I have this csv file "rfm_data.csv":
CustomerID PurchaseDate TransactionAmount ProductInformation
8814 11-04-23 943.31 Product C
2188 11-04-23 463.70 Product A
4608 11-04-23 80.28 Product A
2559 11-04-23 221.29 Product A
I read and transform data with this code:
data = pd.read_csv("rfm_data.csv")
data['PurchaseDate'] = pd.to_datetime(data['PurchaseDate'], format='%d-%m-%y')
data['Recency'] = (datetime.now().date() - data['PurchaseDate'].dt.date).dt.days
When I print (data) I get this error message:
AttributeError: Can only use .dt accessor with datetimelike values. Did you mean: 'at'?

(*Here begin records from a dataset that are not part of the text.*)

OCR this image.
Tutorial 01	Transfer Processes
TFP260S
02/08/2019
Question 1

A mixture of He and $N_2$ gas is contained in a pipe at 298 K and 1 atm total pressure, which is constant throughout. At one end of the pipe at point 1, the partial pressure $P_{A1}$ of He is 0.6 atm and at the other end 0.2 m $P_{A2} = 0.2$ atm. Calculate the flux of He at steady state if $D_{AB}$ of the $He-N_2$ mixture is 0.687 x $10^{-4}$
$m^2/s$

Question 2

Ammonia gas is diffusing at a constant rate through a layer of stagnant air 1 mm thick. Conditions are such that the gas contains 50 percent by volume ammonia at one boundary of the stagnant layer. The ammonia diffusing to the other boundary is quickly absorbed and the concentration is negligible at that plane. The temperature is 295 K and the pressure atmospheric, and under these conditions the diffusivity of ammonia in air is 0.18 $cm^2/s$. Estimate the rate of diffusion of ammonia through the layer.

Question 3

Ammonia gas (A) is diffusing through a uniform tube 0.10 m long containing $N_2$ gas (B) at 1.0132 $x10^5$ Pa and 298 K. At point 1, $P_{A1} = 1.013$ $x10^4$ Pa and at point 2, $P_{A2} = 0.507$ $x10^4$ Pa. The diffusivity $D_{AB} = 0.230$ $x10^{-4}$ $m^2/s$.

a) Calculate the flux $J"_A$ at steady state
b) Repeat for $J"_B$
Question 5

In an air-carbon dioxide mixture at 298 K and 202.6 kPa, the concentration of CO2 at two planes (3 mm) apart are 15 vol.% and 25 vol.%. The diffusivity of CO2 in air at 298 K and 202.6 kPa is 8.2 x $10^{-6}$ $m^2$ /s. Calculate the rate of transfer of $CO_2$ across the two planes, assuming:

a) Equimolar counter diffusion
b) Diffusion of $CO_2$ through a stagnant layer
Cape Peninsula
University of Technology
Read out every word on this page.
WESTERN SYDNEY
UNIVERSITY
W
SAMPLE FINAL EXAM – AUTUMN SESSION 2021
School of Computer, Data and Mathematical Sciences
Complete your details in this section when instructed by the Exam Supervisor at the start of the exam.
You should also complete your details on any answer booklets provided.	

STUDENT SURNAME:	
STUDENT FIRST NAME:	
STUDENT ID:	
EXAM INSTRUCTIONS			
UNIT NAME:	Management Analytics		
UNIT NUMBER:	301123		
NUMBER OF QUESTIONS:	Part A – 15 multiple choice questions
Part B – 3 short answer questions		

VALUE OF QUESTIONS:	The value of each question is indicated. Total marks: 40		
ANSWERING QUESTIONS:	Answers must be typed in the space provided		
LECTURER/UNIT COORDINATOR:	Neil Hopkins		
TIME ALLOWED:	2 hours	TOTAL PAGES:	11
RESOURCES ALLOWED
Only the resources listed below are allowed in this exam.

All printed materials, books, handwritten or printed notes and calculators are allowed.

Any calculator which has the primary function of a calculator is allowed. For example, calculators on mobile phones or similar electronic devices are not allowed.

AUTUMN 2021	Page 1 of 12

If I delete the dt.day from the last line of code I got this result:
CustomerID PurchaseDate TransactionAmount ProductInformation Recency
8814 2023-04-11 943.31 Product C 140 days, 0:00:00
2188 2023-04-11 463.70 Product A 140 days, 0:00:00
4608 2023-04-11 80.28 Product A 140 days, 0:00:00
2559 2023-04-11 221.29 Product A 140 days, 0:00:00
But what I want in [Recency] is only the number of days to make further calculations.
Your problem lies in calling .dt.date
, which returns a vanilla Python date object column - that has no dt
accessor. Since your input only has dates, normalizing to the date is not needed. If you need to do it anyways (other use case maybe), use .dt.floor("d")
.
EX:
from io import StringIO
import pandas as pd
s = """CustomerID PurchaseDate TransactionAmount ProductInformation
8814 11-04-23 943.31 Product-C
2188 11-04-23 463.70 Product-A
4608 11-04-23 80.28 Product-A
2559 11-04-23 221.29 Product-A"""
data = pd.read_csv(StringIO(s), sep=" ")
data['PurchaseDate'] = pd.to_datetime(data['PurchaseDate'], format='%d-%m-%y')
data['Recency'] = (pd.Timestamp("now").floor("d") - data['PurchaseDate']).dt.days
print(data)
CustomerID PurchaseDate TransactionAmount ProductInformation Recency
0 8814 2023-04-11 943.31 Product-C 140
1 2188 2023-04-11 463.70 Product-A 140
2 4608 2023-04-11 80.28 Product-A 140
3 2559 2023-04-11 221.29 Product-A 140
Note that you can also use pd.Timestamp("now").floor("d")
to get today's date, which makes the code a bit more clean since you use pandas exclusively.